When a child comes home with strange items, it is normal for parents to worry and demands to know where and how he got the items; no matter how little the item may appear. It is common with children especially toddlers to come home with people’s item, they always believe everything is theirs. To children, coming home with people’s item does not mean stealing. Children under four years of age have difficulties distinguishing things: between “mine” and “yours”. To them, everything is ‘‘Mine’’. Also, most children have this greed in them to have everything they see. But children of five years to seven years can differentiate between something that is theirs and that of another child. They can understand the idea of stealing. At that age, they can begin to understand the right and wrong of taking things that do not belong to them. Whatever the situation, if your child starts coming home with people’s items, don’t panic yet, you can handle this common problem by simply following the steps below:

1. Even if you understand that stealing is part of a developmental stage, you still need to make it clear that theft is wrong in order for your child to stop doing it. Start this teaching right from kindergarten age. Express your displeasure over seeing people’s property in your home, even the ones he borrows from his mates should not be exempted. Educate your children on how to always be contented with the things they have. And let them know the implication of stealing.

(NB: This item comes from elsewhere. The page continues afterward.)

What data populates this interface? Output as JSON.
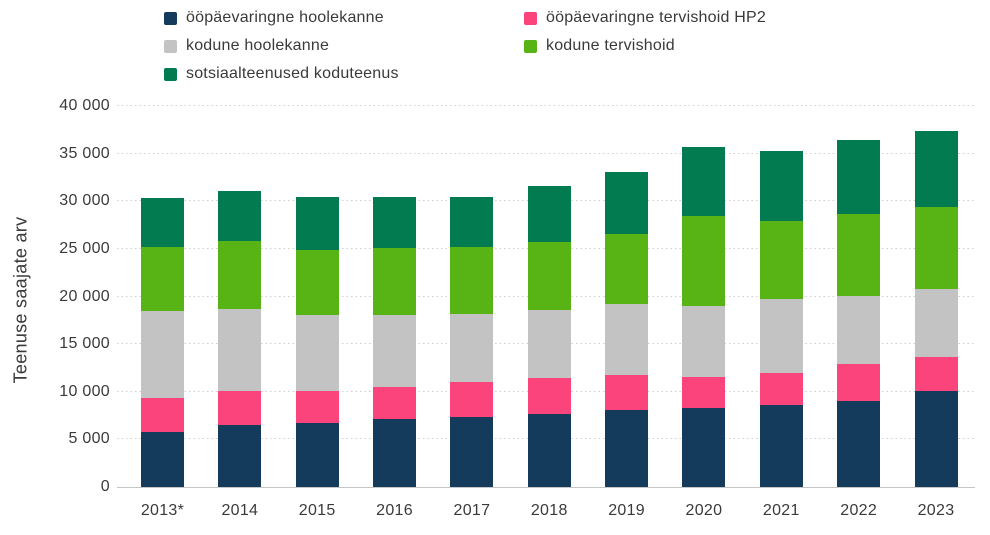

2. Always praise honesty in your home. Praise your child whenever he is honest to you; for example, you can praise your child for bringing your forgotten balance to you when you send him on errand. You can also try your child’s honesty. A parent can deliberately throw some money or valuable things around the house. If your child brings them back to you, praise him because it is a remarkable behavior that most parents overlook. You can also send your child on errand without asking for your balance. If your child returns your balance to you, such child needs to be praised. If he does not, educate him more about stealing, don’t relent. And never imply that your child is bad. Stealing is bad, not the child. Do not call your child a thief, dishonest, or a liar or any other name that you do not want him to become. When you give a child a label, he will grow to fill that label.

3. After the act of theft, parents should create time for further counseling. They don’t have to counsel only when the act is done. They can even counsel such child when they go for strolling. Such counseling is necessary because the child is not in a panicky state; he is well relaxed, unlike when he is caught in the act of stealing.

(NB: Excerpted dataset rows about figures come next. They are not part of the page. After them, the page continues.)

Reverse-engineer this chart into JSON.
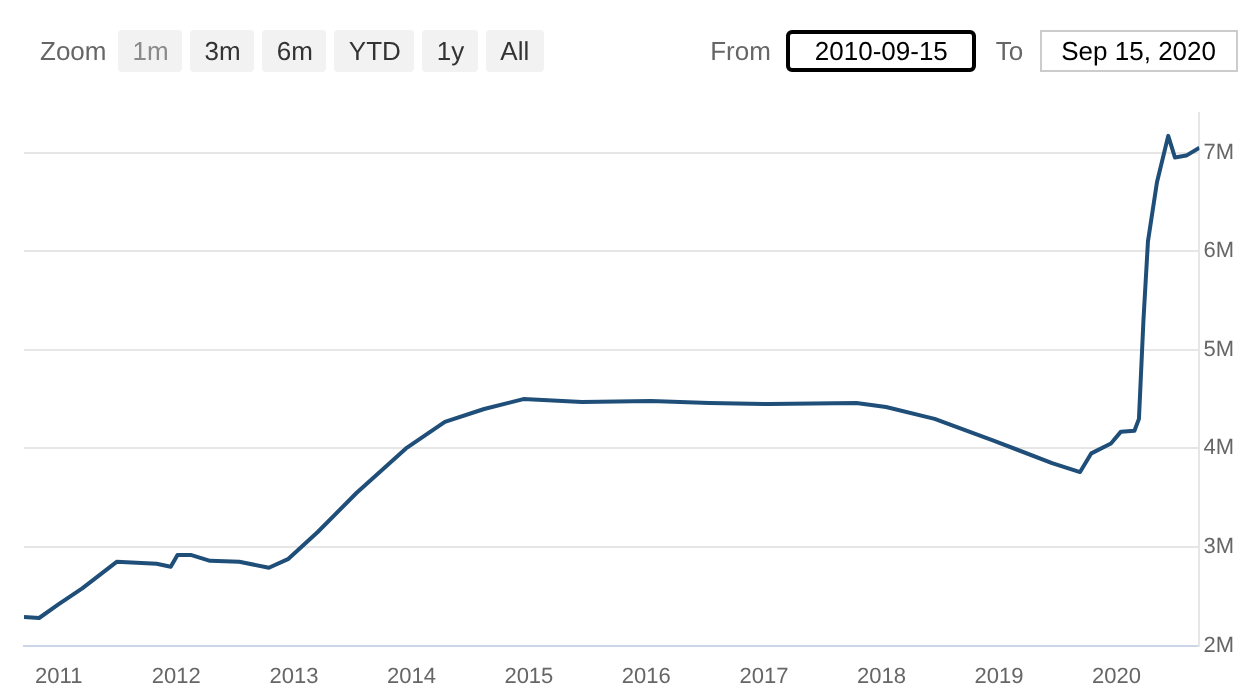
{
  "chart_data": {
    "type": "line",
    "annotations": [
      "Zoom",
      "1m",
      "3m",
      "6m",
      "YTD",
      "1y",
      "All",
      "From",
      "2010-09-15",
      "To",
      "Sep 15, 2020"
    ],
    "x": [
      "2010-09-15",
      "2010-11-01",
      "2011-01-01",
      "2011-03-15",
      "2011-06-30",
      "2011-11-01",
      "2011-12-15",
      "2012-01-05",
      "2012-02-15",
      "2012-04-15",
      "2012-07-15",
      "2012-10-15",
      "2012-12-15",
      "2013-03-15",
      "2013-07-15",
      "2013-12-15",
      "2014-04-15",
      "2014-08-15",
      "2014-12-15",
      "2015-06-15",
      "2016-01-15",
      "2016-07-15",
      "2017-01-15",
      "2017-10-15",
      "2018-01-15",
      "2018-06-15",
      "2018-12-15",
      "2019-06-15",
      "2019-09-10",
      "2019-10-15",
      "2019-12-15",
      "2020-01-15",
      "2020-02-26",
      "2020-03-11",
      "2020-03-25",
      "2020-04-08",
      "2020-05-06",
      "2020-06-10",
      "2020-07-01",
      "2020-08-05",
      "2020-09-15"
    ],
    "series": [
      {
        "color": "#1f4e79",
        "values": [
          2.29,
          2.28,
          2.42,
          2.58,
          2.85,
          2.83,
          2.8,
          2.92,
          2.92,
          2.86,
          2.85,
          2.79,
          2.88,
          3.15,
          3.55,
          4.0,
          4.27,
          4.4,
          4.5,
          4.47,
          4.48,
          4.46,
          4.45,
          4.46,
          4.42,
          4.3,
          4.08,
          3.85,
          3.76,
          3.95,
          4.05,
          4.17,
          4.18,
          4.3,
          5.3,
          6.1,
          6.7,
          7.17,
          6.95,
          6.97,
          7.05
        ]
      }
    ],
    "xlim": [
      "2010-09-15",
      "2020-09-15"
    ],
    "xticks": [
      "2011",
      "2012",
      "2013",
      "2014",
      "2015",
      "2016",
      "2017",
      "2018",
      "2019",
      "2020"
    ],
    "ylim": [
      2,
      7.4
    ],
    "yticks": [
      {
        "value": 2,
        "label": "2M"
      },
      {
        "value": 3,
        "label": "3M"
      },
      {
        "value": 4,
        "label": "4M"
      },
      {
        "value": 5,
        "label": "5M"
      },
      {
        "value": 6,
        "label": "6M"
      },
      {
        "value": 7,
        "label": "7M"
      }
    ],
    "grid": "y",
    "legend": false,
    "marker": "none",
    "line_style": "solid"
  }
}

4. Visitation to prisons will be of help too. This will give your child the idea of what thieves go through when they are caught and prosecuted by law.

5. Be a model of honesty too as a parent. Children learn by watching their parents. You should show concern about the property rights of others. A parent who brings office supplies home or boasts about a mistake at the market where the seller gives her excess change, teaches his child that honesty is not important.

6. Try to always give the child attention, and also his necessary needs. If he needs certain things to be part of his peer group, make sure that he gets them. Children are completely dependent on their parents for their needs. A child whose needs are not met will use any means to get what they want.

7. Watch the kind of friends your child is going out with. If you notice that your child’s friend is stealing, try to separate them. This is because a child learns more from their peer group, and sometimes a child may steal to prove bravery to friends. So, as a parent, be very watchful of your child’s friends.

8. Find out the cause. Sometimes, anger, poor self esteem and boredom can make a child steal. Knowing the cause and trying to solve that cause can help too.

In conclusion, it is important to curb stealing in children right from when they are small. You can start by stopping a child who is fond of bringing people’s items home right from kindergarten. Bringing people’s items home is a common problem among children and you should view it like any other mistake your child makes. See it as something that has to be corrected; it is not more than that. If you handle it rightly and calmly, you can correct this problem easily. And more importantly, continue to trust your child. If your child is stealing, it does not mean he is bad or a thief. You don’t want your reaction to make him that way, do you? Your child will fulfill that which is your expectation of him. If you view him as a thief, bad or dishonest, then he will grow into that label. Think positive and be optimistic. Your child is your future.